A 690,000-year geological sequence from southeast South Australia documents shoreline changes between Naracoorte and Robe. The data, from a recent drilling program, includes sandy and fine-grained facies deposited in beach, marine, aeolian, and lagoonal environments. It is provided by the Australian Ocean Data Network and suggests at least 20 major high sea-level stands during the period.
Use Cases
- Modeling past sea-level changes based on the described regressive sequence and high sea-level stands.
- Analyzing sediment facies transitions based on described beach, marine, aeolian, and lagoonal deposits.
- Studying regional tectonic uplift based on its relationship to volcanic activity near Mount Gambier-Mount Burr.
Strengths
- Covers a specific 690,000-year time period for detailed paleoclimate study.
- Documents a 100 km seaward progradation of the shoreline, providing a clear spatial scale.

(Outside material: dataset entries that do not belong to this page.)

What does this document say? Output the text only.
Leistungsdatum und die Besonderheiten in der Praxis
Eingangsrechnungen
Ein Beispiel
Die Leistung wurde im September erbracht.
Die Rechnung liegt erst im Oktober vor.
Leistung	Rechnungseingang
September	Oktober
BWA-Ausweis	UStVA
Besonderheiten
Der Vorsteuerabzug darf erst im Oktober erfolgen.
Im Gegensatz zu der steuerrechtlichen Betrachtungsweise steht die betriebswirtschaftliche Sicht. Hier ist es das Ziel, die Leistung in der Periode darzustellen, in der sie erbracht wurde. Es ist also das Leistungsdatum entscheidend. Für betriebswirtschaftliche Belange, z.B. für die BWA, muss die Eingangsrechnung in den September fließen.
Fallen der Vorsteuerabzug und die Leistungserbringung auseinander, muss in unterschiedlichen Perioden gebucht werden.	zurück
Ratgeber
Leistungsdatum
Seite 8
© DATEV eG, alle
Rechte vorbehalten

- Identifies at least 20 major high sea-level stands, offering a quantifiable record of change.
Limitations
- Column-level documentation is absent; field semantics must be inferred after download.

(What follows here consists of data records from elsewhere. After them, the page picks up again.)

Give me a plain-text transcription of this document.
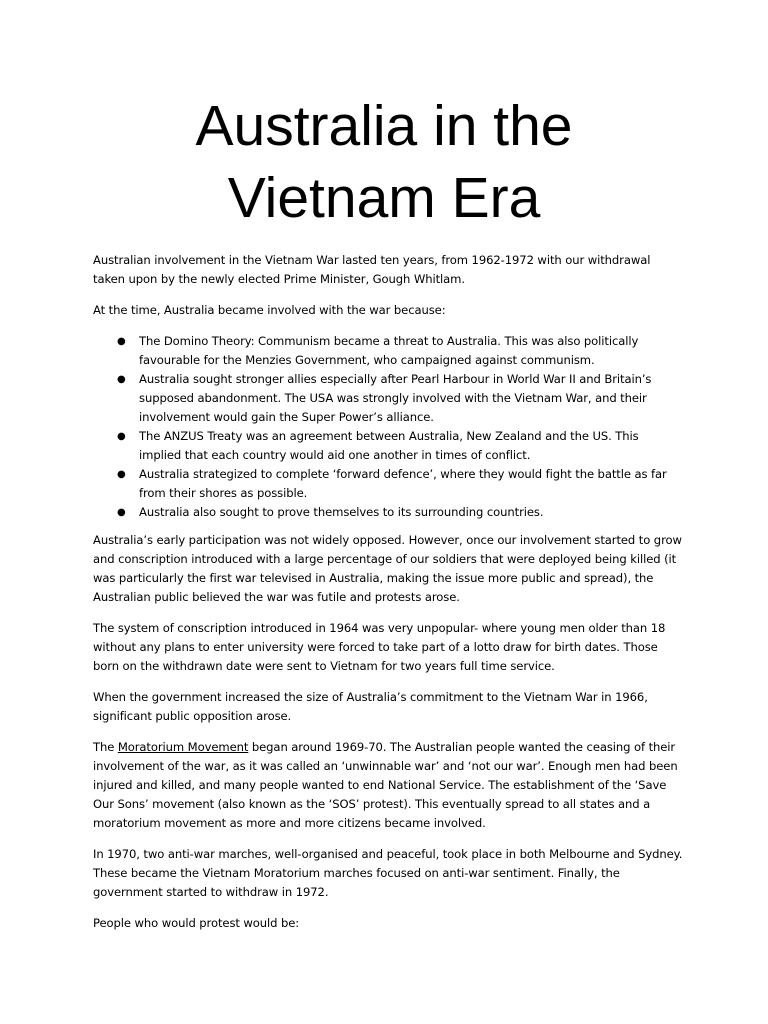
Australia in the
Vietnam Era

Australian involvement in the Vietnam War lasted ten years, from 1962-1972 with our withdrawal taken upon by the newly elected Prime Minister, Gough Whitlam.

At the time, Australia became involved with the war because:

● The Domino Theory: Communism became a threat to Australia. This was also politically favourable for the Menzies Government, who campaigned against communism.
● Australia sought stronger allies especially after Pearl Harbour in World War II and Britain’s supposed abandonment. The USA was strongly involved with the Vietnam War, and their involvement would gain the Super Power’s alliance.
● The ANZUS Treaty was an agreement between Australia, New Zealand and the US. This implied that each country would aid one another in times of conflict.
● Australia strategized to complete ‘forward defence’, where they would fight the battle as far from their shores as possible.
● Australia also sought to prove themselves to its surrounding countries.

Australia’s early participation was not widely opposed. However, once our involvement started to grow and conscription introduced with a large percentage of our soldiers that were deployed being killed (it was particularly the first war televised in Australia, making the issue more public and spread), the Australian public believed the war was futile and protests arose.

The system of conscription introduced in 1964 was very unpopular- where young men older than 18 without any plans to enter university were forced to take part of a lotto draw for birth dates. Those born on the withdrawn date were sent to Vietnam for two years full time service.

When the government increased the size of Australia’s commitment to the Vietnam War in 1966, significant public opposition arose.

The Moratorium Movement began around 1969-70. The Australian people wanted the ceasing of their involvement of the war, as it was called an ‘unwinnable war’ and ‘not our war’. Enough men had been injured and killed, and many people wanted to end National Service. The establishment of the ‘Save Our Sons’ movement (also known as the ‘SOS’ protest). This eventually spread to all states and a moratorium movement as more and more citizens became involved.

In 1970, two anti-war marches, well-organised and peaceful, took place in both Melbourne and Sydney. These became the Vietnam Moratorium marches focused on anti-war sentiment. Finally, the government started to withdraw in 1972.

People who would protest would be:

- Row count is unknown, which may limit suitability assessment.
- Data may reflect geographic bias inherent to data_gov_au, focusing on a single Australian region.
Provenance
- Source
- Australian Ocean Data Network
- Collection Method
- Recent drilling program in southeast South Australia.
- Time Range
- Pleistocene, covering up to 690,000 years.
- Freshness
- Last updated 2026-04-16 08:16:32.898339; freshness should be verified.
- Geography
- Southeast South Australia, between Naracoorte and Robe.